Nearly everything that is known of the life of Ludovico di Varthema comes from his own account. Evidently a native of Bologna and a soldier, he left a wife and child in 1502, when, slightly over the age of 30, he left to visit the East. Curiosity alone impelled him; he did not seek to make money. He traveled first to Egypt, proceeding as far as Cairo, then visited Syrian Aleppo and Damascus, by which time he had mastered enough Arabic to pass as a Moslem. He joined a pilgrimage to Mecca as a Mamluk, or military protector, and thus became one of the first (if not the first) Christians to behold the holy Moslem city. In the "temple of Mecca" he said that he had seen unicorns, "not very common in other places," a remark that has caused much later speculation.

Varthema made his way southward by the Red Sea to Yemen and there became a prisoner of the sultan of Sana, one of whose wives fell in love with him. He triumphantly resisted her advances, but she nevertheless helped him escape. He proceeded eastward to Persia (now Iran) and Indian Calicut. He went to Burma (now Myanmar), Malacca, and beyond to Sumatra, the nutmeg-growing Banda Islands, Borneo, and the clove-yielding Moluccas. From there he retraced his course to India, where, deciding to return to Christian life, he left a faithful Moslem friend in the lurch and identified himself to the Portuguese. They accepted his services, and he fought in several battles under Viceroy Francisco de Almeida.

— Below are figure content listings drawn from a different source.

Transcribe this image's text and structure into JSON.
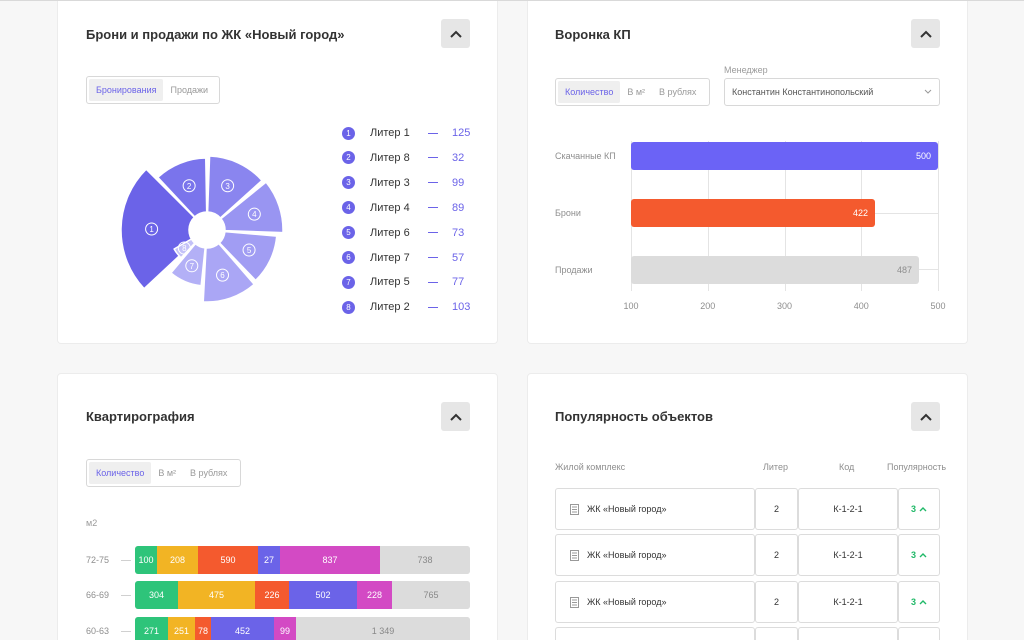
{
  "bookings_card": {
    "title": "Брони и продажи по ЖК «Новый город»",
    "tabs": [
      "Бронирования",
      "Продажи"
    ],
    "legend": [
      {
        "num": "1",
        "name": "Литер 1",
        "value": "125"
      },
      {
        "num": "2",
        "name": "Литер 8",
        "value": "32"
      },
      {
        "num": "3",
        "name": "Литер 3",
        "value": "99"
      },
      {
        "num": "4",
        "name": "Литер 4",
        "value": "89"
      },
      {
        "num": "5",
        "name": "Литер 6",
        "value": "73"
      },
      {
        "num": "6",
        "name": "Литер 7",
        "value": "57"
      },
      {
        "num": "7",
        "name": "Литер 5",
        "value": "77"
      },
      {
        "num": "8",
        "name": "Литер 2",
        "value": "103"
      }
    ],
    "pie_labels": [
      "1",
      "2",
      "3",
      "4",
      "5",
      "6",
      "7",
      "8"
    ],
    "colors": {
      "accent": "#6b63e8"
    }
  },
  "funnel_card": {
    "title": "Воронка КП",
    "tabs": [
      "Количество",
      "В м²",
      "В рублях"
    ],
    "manager_label": "Менеджер",
    "manager_value": "Константин Константинопольский"
  },
  "apartments_card": {
    "title": "Квартирография",
    "tabs": [
      "Количество",
      "В м²",
      "В рублях"
    ],
    "unit_label": "м2"
  },
  "popularity_card": {
    "title": "Популярность объектов",
    "headers": {
      "complex": "Жилой комплекс",
      "liter": "Литер",
      "code": "Код",
      "popularity": "Популярность"
    },
    "rows": [
      {
        "complex": "ЖК «Новый город»",
        "liter": "2",
        "code": "К-1-2-1",
        "popularity": "3"
      },
      {
        "complex": "ЖК «Новый город»",
        "liter": "2",
        "code": "К-1-2-1",
        "popularity": "3"
      },
      {
        "complex": "ЖК «Новый город»",
        "liter": "2",
        "code": "К-1-2-1",
        "popularity": "3"
      }
    ]
  },
  "chart_data": [
    {
      "type": "pie",
      "title": "Брони и продажи по ЖК «Новый город»",
      "categories": [
        "Литер 1",
        "Литер 8",
        "Литер 3",
        "Литер 4",
        "Литер 6",
        "Литер 7",
        "Литер 5",
        "Литер 2"
      ],
      "values": [
        125,
        32,
        99,
        89,
        73,
        57,
        77,
        103
      ]
    },
    {
      "type": "bar",
      "title": "Воронка КП",
      "categories": [
        "Скачанные КП",
        "Брони",
        "Продажи"
      ],
      "values": [
        500,
        422,
        487
      ],
      "value_labels": [
        "500",
        "422",
        "487"
      ],
      "colors": [
        "#6b63f6",
        "#f45a2e",
        "#dcdcdc"
      ],
      "x_ticks": [
        "100",
        "200",
        "300",
        "400",
        "500"
      ],
      "xlim": [
        100,
        500
      ]
    },
    {
      "type": "bar",
      "title": "Квартирография",
      "ylabel": "м2",
      "categories": [
        "72-75",
        "66-69",
        "60-63"
      ],
      "series": [
        {
          "values": [
            100,
            304,
            271
          ],
          "labels": [
            "100",
            "304",
            "271"
          ],
          "color": "#2ec47a"
        },
        {
          "values": [
            208,
            475,
            251
          ],
          "labels": [
            "208",
            "475",
            "251"
          ],
          "color": "#f2b424"
        },
        {
          "values": [
            590,
            226,
            78
          ],
          "labels": [
            "590",
            "226",
            "78"
          ],
          "color": "#f45a2e"
        },
        {
          "values": [
            27,
            502,
            452
          ],
          "labels": [
            "27",
            "502",
            "452"
          ],
          "color": "#6b63e8"
        },
        {
          "values": [
            837,
            228,
            99
          ],
          "labels": [
            "837",
            "228",
            "99"
          ],
          "color": "#d34ac4"
        },
        {
          "values": [
            738,
            765,
            1349
          ],
          "labels": [
            "738",
            "765",
            "1 349"
          ],
          "color": "#dcdcdc"
        }
      ]
    }
  ]
}
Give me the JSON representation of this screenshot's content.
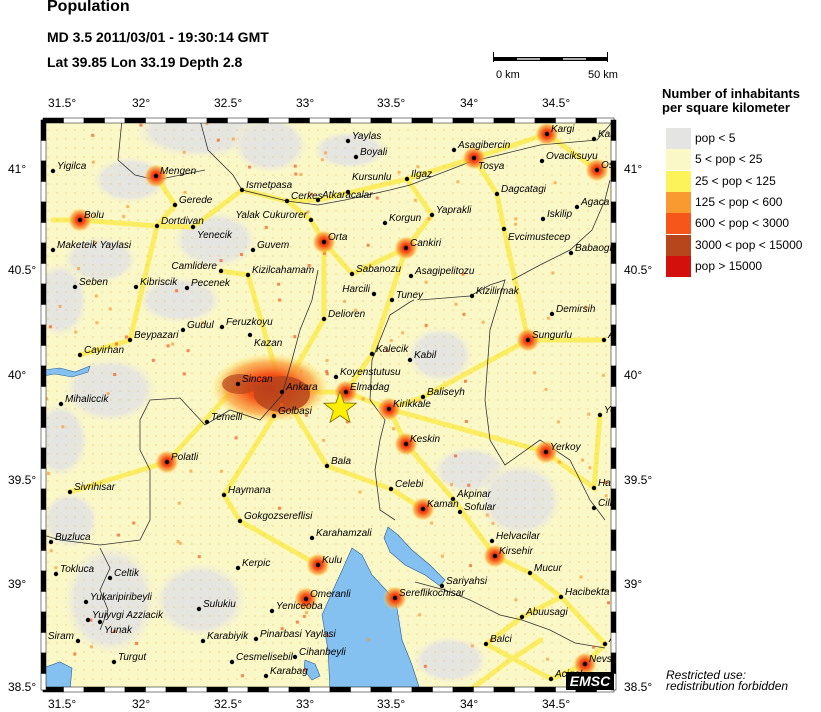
{
  "header": {
    "title": "Population",
    "event_line": "MD 3.5  2011/03/01 - 19:30:14 GMT",
    "location_line": "Lat 39.85    Lon  33.19    Depth  2.8"
  },
  "scale_bar": {
    "start_label": "0 km",
    "end_label": "50 km"
  },
  "axes": {
    "lon_labels": [
      "31.5°",
      "32°",
      "32.5°",
      "33°",
      "33.5°",
      "34°",
      "34.5°"
    ],
    "lat_labels": [
      "41°",
      "40.5°",
      "40°",
      "39.5°",
      "39°",
      "38.5°"
    ]
  },
  "epicenter": {
    "lat": 39.85,
    "lon": 33.19,
    "marker": "star",
    "color": "#ffee00"
  },
  "legend": {
    "title_line1": "Number of inhabitants",
    "title_line2": "per square kilometer",
    "items": [
      {
        "label": "pop < 5",
        "color": "#e4e4e2"
      },
      {
        "label": "5 < pop < 25",
        "color": "#fbf8c8"
      },
      {
        "label": "25 < pop < 125",
        "color": "#fcf25a"
      },
      {
        "label": "125 < pop < 600",
        "color": "#f99a30"
      },
      {
        "label": "600 < pop < 3000",
        "color": "#f6561a"
      },
      {
        "label": "3000 < pop < 15000",
        "color": "#b7461c"
      },
      {
        "label": "pop > 15000",
        "color": "#d4100c"
      }
    ]
  },
  "cities": [
    "Yigilca",
    "Mengen",
    "Gerede",
    "Bolu",
    "Dortdivan",
    "Yenecik",
    "Ismetpasa",
    "Cerkes",
    "Atkaracalar",
    "Yalak Cukurorer",
    "Maketeik Yaylasi",
    "Guvem",
    "Camlidere",
    "Kizilcahamam",
    "Orta",
    "Yaylas",
    "Boyali",
    "Ilgaz",
    "Asagibercin",
    "Tosya",
    "Kargi",
    "Kam",
    "Ovaciksuyu",
    "Os",
    "Dagcatagi",
    "Yaprakli",
    "Korgun",
    "Iskilip",
    "Evcimustecep",
    "Agaca",
    "Cankiri",
    "Babaogl",
    "Sabanozu",
    "Asagipelitozu",
    "Kursunlu",
    "Seben",
    "Kibriscik",
    "Pecenek",
    "Gudul",
    "Feruzkoyu",
    "Kazan",
    "Beypazari",
    "Cayirhan",
    "Sincan",
    "Ankara",
    "Golbasi",
    "Temelli",
    "Mihaliccik",
    "Harcili",
    "Tuney",
    "Kizilirmak",
    "Delioren",
    "Demirsih",
    "Sungurlu",
    "A",
    "Kalecik",
    "Kabil",
    "Koyenstutusu",
    "Elmadag",
    "Baliseyh",
    "Kirikkale",
    "Yo",
    "Polatli",
    "Sivrihisar",
    "Haymana",
    "Gokgozsereflisi",
    "Buzluca",
    "Karahamzali",
    "Tokluca",
    "Celtik",
    "Kerpic",
    "Kulu",
    "Keskin",
    "Yerkoy",
    "Bala",
    "Celebi",
    "Akpinar",
    "Kaman",
    "Sofular",
    "Ham",
    "Cilb",
    "Helvacilar",
    "Kirsehir",
    "Mucur",
    "Yukaripiribeyli",
    "Yunak",
    "Yuiyvgi Azziacik",
    "Siram",
    "Turgut",
    "Sulukiu",
    "Karabiyik",
    "Pinarbasi Yaylasi",
    "Cesmelisebil",
    "Cihanbeyli",
    "Karabag",
    "Omeranli",
    "Yeniceoba",
    "Sereflikochisar",
    "Sariyahsi",
    "Hacibekta",
    "Abuusagi",
    "Balci",
    "A",
    "Nevse",
    "Acigol"
  ],
  "logo": "EMSC",
  "restriction": {
    "line1": "Restricted use:",
    "line2": "redistribution forbidden"
  },
  "colors": {
    "water": "#84c0f0",
    "land_low": "#fbf8c8",
    "frame": "#000000"
  }
}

Probably in late 1507 Varthema sailed for Lisbon with a Portuguese fleet; he arrived there, after a rough voyage during which he saw Madagascar, in June. Almedia had knighted him in India, and Manuel I of Portugal confirmed this honor, also hearing with interest his account of Eastern regions the Portuguese had not yet visited.

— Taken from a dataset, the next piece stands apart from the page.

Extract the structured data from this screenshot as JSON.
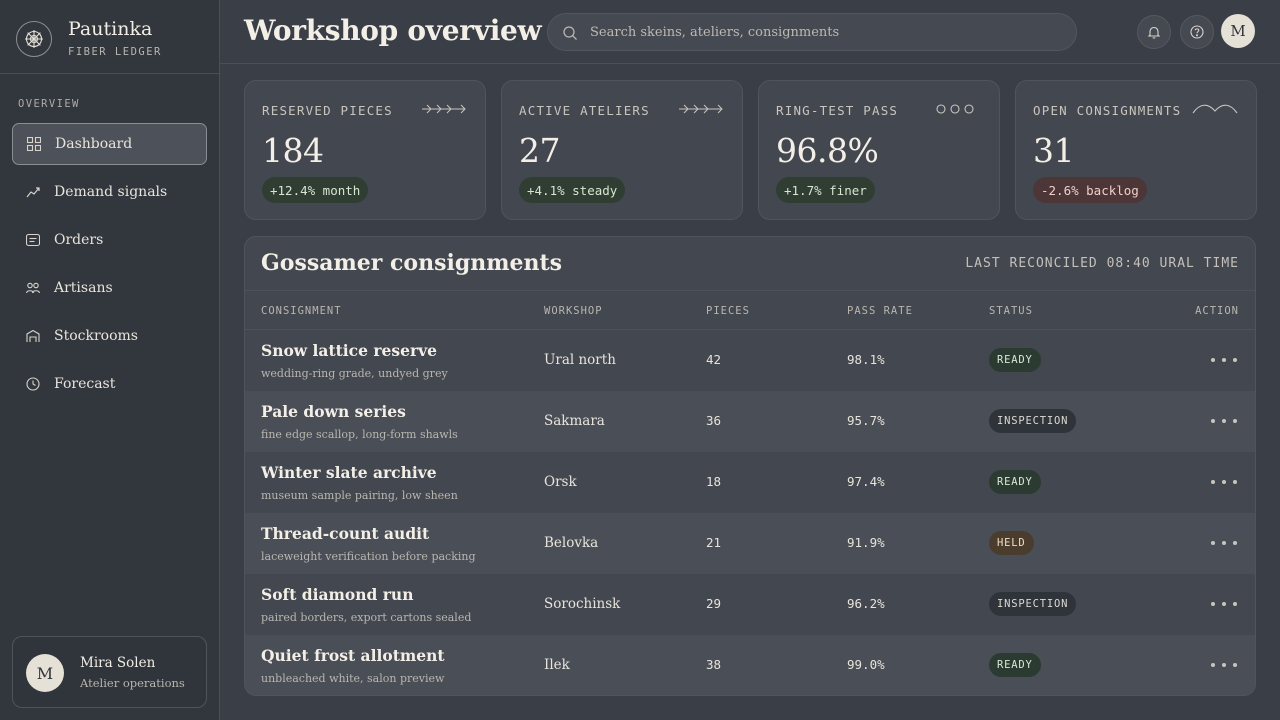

Varthema straightway returned to Italy. An independent source reveals that he was in Venice in November 1508 relating his adventures to the Signory. Nothing more is known of him other than that he spent his remaining years in Rome and was referred to as dead in June 1517. His travel book, Itinerario de Ludovico de Varthema Bolognese ..., was published at Rome in 1510.

Further Reading

  • The modern English translation of Varthema's narrative is Henry Winter Jones, Travels of Ludovico di Varthema, published by the Hakluyt Society (1863) and reproduced in Sir Richard Carnac Temple, Itinerary of Ludovico di Varthema of Bologna from 1502 to 1508 (1928). The same version is republished in Lincoln Davis Hammond, Travelers in Disguise (1963), with some explanations by Hammond. Varthema's career is discussed in Percy Sykes, A History of Exploration (1934; 3d ed. 1949), and Boies Penrose, Travel and Discovery in the Renaissance, 1420-1620 (1952).